Segregate even and odd numbers using Lomuto’s Partition Scheme

Given an array arr[] of integers, segregate even and odd numbers in the array such that all the even numbers should be present first, and then the odd numbers.

Examples: 

Input: arr[] = {7, 2, 9, 4, 6, 1, 3, 8, 5}
Output: 2 4 6 8 7 9 1 3 5

Input: arr[] = {1, 3, 2, 4, 7, 6, 9, 10}
Output:  2 4 6 10 7 1 9 3

We have discussed two different approaches in Segregate Even and Odd numbers

Here we are going to discuss Lomuto’s Partition Scheme to segregate even and odd.

• Start with an array of numbers.

For the sake of illustration, let's consider the following array: [7, 2, 9, 4, 6, 1, 3, 8, 5].

• Choose a pivot element from the array.

In this case, let's choose the last element, which is 5, as the pivot.

• Initialize two pointers, i and j.
  • The pointer i will keep track of the boundary between the even and odd numbers, and
  • the pointer j will iterate through the array.
• Iterate through the array using the pointer j.
  • Compare each element with the pivot and perform the following steps:
    • If the element is even, swap it with the element at index i and increment i.
    • If the element is odd, do nothing and continue.
• Finally, swap the pivot element with the element at index I.
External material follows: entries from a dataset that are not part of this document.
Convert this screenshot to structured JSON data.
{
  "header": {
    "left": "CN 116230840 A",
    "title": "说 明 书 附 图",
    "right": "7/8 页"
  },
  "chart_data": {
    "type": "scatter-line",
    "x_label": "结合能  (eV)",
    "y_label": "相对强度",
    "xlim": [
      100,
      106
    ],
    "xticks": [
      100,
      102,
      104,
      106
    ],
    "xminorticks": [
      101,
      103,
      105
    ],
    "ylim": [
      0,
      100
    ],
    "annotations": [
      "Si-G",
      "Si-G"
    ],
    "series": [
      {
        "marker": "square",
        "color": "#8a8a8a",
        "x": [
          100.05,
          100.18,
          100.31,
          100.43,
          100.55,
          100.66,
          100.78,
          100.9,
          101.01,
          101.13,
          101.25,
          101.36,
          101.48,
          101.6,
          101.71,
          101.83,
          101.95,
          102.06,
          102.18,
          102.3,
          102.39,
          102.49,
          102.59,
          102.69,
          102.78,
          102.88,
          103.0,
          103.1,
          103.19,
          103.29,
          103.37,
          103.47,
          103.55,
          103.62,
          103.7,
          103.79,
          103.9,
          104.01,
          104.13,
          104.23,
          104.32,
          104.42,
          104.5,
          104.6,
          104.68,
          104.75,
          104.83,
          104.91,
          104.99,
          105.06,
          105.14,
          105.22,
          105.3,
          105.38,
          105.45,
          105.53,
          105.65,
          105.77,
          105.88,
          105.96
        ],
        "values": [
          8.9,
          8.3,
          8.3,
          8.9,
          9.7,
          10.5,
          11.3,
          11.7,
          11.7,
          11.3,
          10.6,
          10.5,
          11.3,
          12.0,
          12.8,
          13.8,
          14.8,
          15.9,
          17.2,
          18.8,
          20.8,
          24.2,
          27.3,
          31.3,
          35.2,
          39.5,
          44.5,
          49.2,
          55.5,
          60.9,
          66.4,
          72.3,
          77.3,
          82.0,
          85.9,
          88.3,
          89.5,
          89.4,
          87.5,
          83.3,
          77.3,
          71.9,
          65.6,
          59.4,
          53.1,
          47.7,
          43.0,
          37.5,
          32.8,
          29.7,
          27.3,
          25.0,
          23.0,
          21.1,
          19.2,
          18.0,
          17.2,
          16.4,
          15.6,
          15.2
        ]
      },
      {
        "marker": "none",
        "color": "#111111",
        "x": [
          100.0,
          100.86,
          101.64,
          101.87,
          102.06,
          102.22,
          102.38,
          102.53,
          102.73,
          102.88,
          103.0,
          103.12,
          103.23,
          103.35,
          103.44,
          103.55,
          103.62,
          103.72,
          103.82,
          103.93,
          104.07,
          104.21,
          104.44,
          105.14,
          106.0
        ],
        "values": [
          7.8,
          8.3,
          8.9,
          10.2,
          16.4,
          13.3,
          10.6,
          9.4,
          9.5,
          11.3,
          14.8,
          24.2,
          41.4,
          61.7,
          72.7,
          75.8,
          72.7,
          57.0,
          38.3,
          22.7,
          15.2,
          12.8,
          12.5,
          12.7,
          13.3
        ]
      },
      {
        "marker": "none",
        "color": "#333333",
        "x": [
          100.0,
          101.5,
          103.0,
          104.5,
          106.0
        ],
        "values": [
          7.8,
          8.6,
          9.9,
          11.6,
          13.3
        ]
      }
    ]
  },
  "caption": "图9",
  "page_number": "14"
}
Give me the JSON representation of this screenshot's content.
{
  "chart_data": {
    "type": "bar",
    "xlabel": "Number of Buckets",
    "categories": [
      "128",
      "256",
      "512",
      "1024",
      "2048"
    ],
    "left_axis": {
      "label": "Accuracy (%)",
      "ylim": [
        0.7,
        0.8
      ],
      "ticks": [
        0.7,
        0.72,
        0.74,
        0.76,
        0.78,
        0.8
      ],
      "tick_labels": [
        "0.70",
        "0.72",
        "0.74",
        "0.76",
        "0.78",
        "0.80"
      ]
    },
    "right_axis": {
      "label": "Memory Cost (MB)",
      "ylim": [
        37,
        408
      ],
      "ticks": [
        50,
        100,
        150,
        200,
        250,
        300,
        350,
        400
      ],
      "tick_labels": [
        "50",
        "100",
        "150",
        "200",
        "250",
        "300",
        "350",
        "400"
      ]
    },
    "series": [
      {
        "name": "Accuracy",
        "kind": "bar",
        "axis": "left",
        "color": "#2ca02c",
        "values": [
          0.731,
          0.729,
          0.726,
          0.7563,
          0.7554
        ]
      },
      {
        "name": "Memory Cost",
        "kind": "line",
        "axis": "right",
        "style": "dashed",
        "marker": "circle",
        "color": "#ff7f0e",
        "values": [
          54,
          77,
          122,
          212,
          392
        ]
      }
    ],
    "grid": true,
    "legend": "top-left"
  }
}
Updated Array: 2 4 6 8 5 1 3 7 9 

Illustration

Let's go through the steps:

• Initially, i = 0 and j = 0.
• The first element is 7 (odd),
  • so we do nothing and move j to the next element.
• The second element is 2 (even),
  • so we swap it with the element at index i (which is also 2) and increment i to 1.
• The third element is 9 (odd),
  • so we do nothing and move j to the next element.
• The fourth element is 4 (even),
  • so we swap it with the element at index i (which is 9) and increment i to 2.
• The fifth element is 6 (even),
  • so we swap it with the element at index i (which is 9) and increment i to 3.
• The sixth element is 1 (odd),
  • so we do nothing and move j to the next element.
• The seventh element is 3 (odd),
  • so we do nothing and move j to the next element.
• The eighth element is 8 (even),
  • so we swap it with the element at index i (which is 1) and increment i to 4.
• The ninth element is 5 (odd),
  • so we do nothing and move j to the next element.

• After iterating through the array, we partitioned the even and odd numbers.

The array now looks like this: [2, 4, 6, 8, 5, 1, 3, 9, 7].

• Finally, swap the pivot element with the element at index I.

In this case, we swap 5 with 7. This step ensures that the pivot element is in its final sorted position.

The array after the final swap will be: [2, 4, 6, 8, 7, 1, 3, 9, 5].

Time Complexity: O(n) 
Auxiliary Space: O(1), since no extra space has been taken.